In trying to fathom Renko’s long-suffering endurance—even tolerance—of these insults to body, mind, and soul, I’ve concluded his trust in Martin Cruz Smith has got to be so complete and abiding he somehow knows Smith is not going to leave him twisting, the wind. Twisting once, maybe, and maybe part of another go-round but never more than that before cutting him down, closing his cuts, sewing him up, giving him a recuperative bottle of Moskovskaya vodka, and getting him righteously laid. His droll sense of humor, tho hardly riotous, is consistent and seems to bear him up long enough to get him out of his corner and back into the ring for the next seemingly impossible opponent.

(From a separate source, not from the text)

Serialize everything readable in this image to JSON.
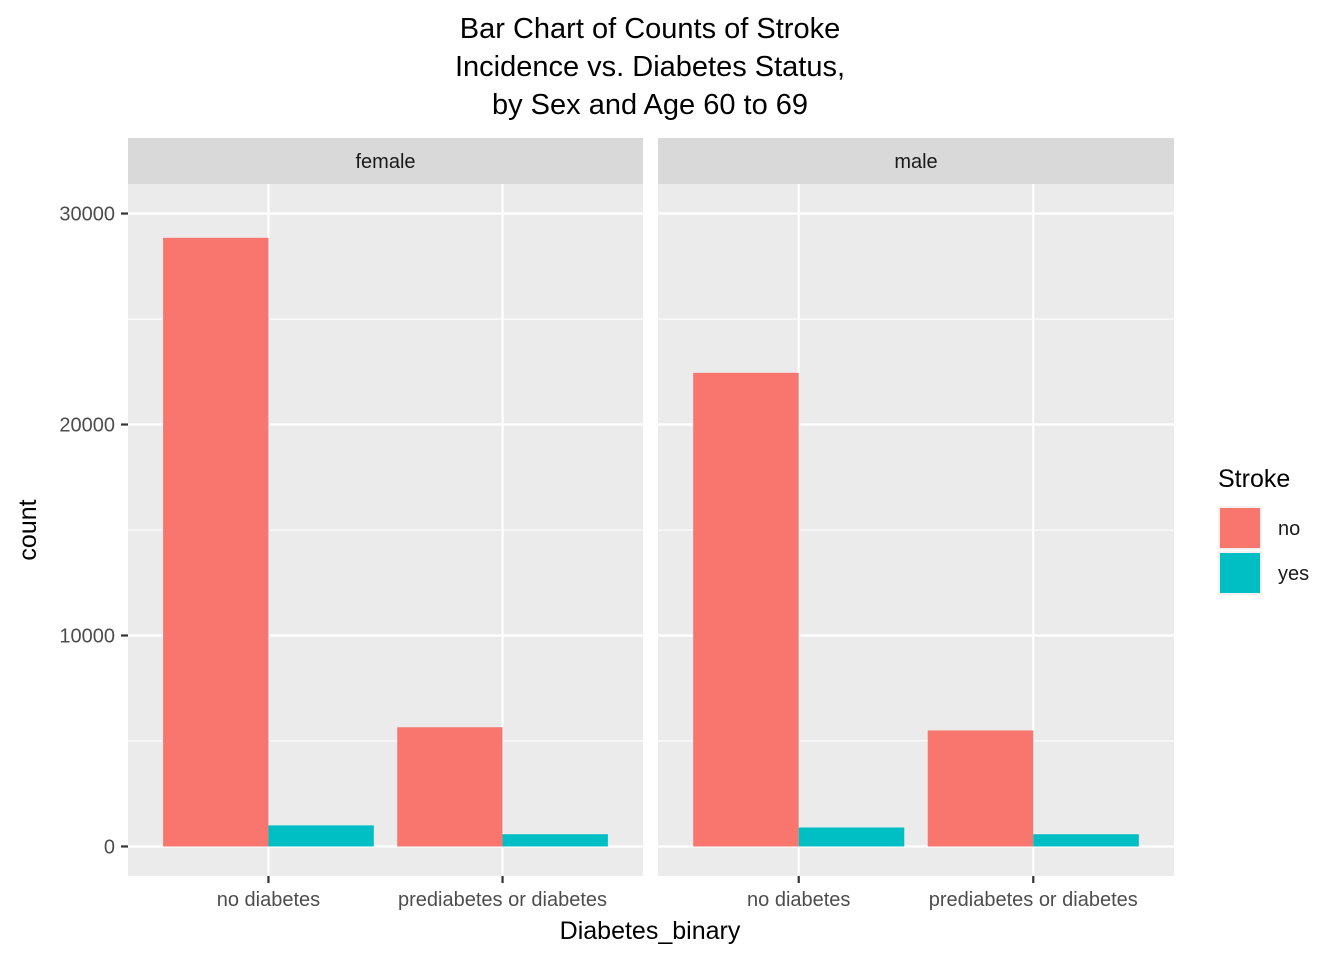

Actually a quote from Stalin
Wolves Eat Dogs is next. I promise I’ll try to do something different with it!

[For more Friday's Forgotten Books check the links on Patti Abbott's unforgettable blog]


  1. I think I may have liked POLAR STAR more than you did, Mathew. I read it twice and both times I liked it a lot. I don't remember all the sex, but I do remember the unremedied grimness and yikes! the cold and wet. I'm big on atmosphere, as you know. :)

    1. I've read it twice, too, Yvette, and also liked it both times--a lot. I just wanted to have a little fantasy fun with the Renko character (which I also like a lot!) And Smith does atmosphere pretty darned good! ;)

  2. I'm with Yvette on POLAR STAR . I've read all of Martin Cruz Smith's Renko novels. The first one, GORKY PARK, is still the best.

    1. Thus far for me, too, George. I've just begun Wolves Eat Dogs again. The opening seems familiar, but I have no idea what comes next--probly because it's been nearly 20 years, and intricate plots rarely stick with me anyway.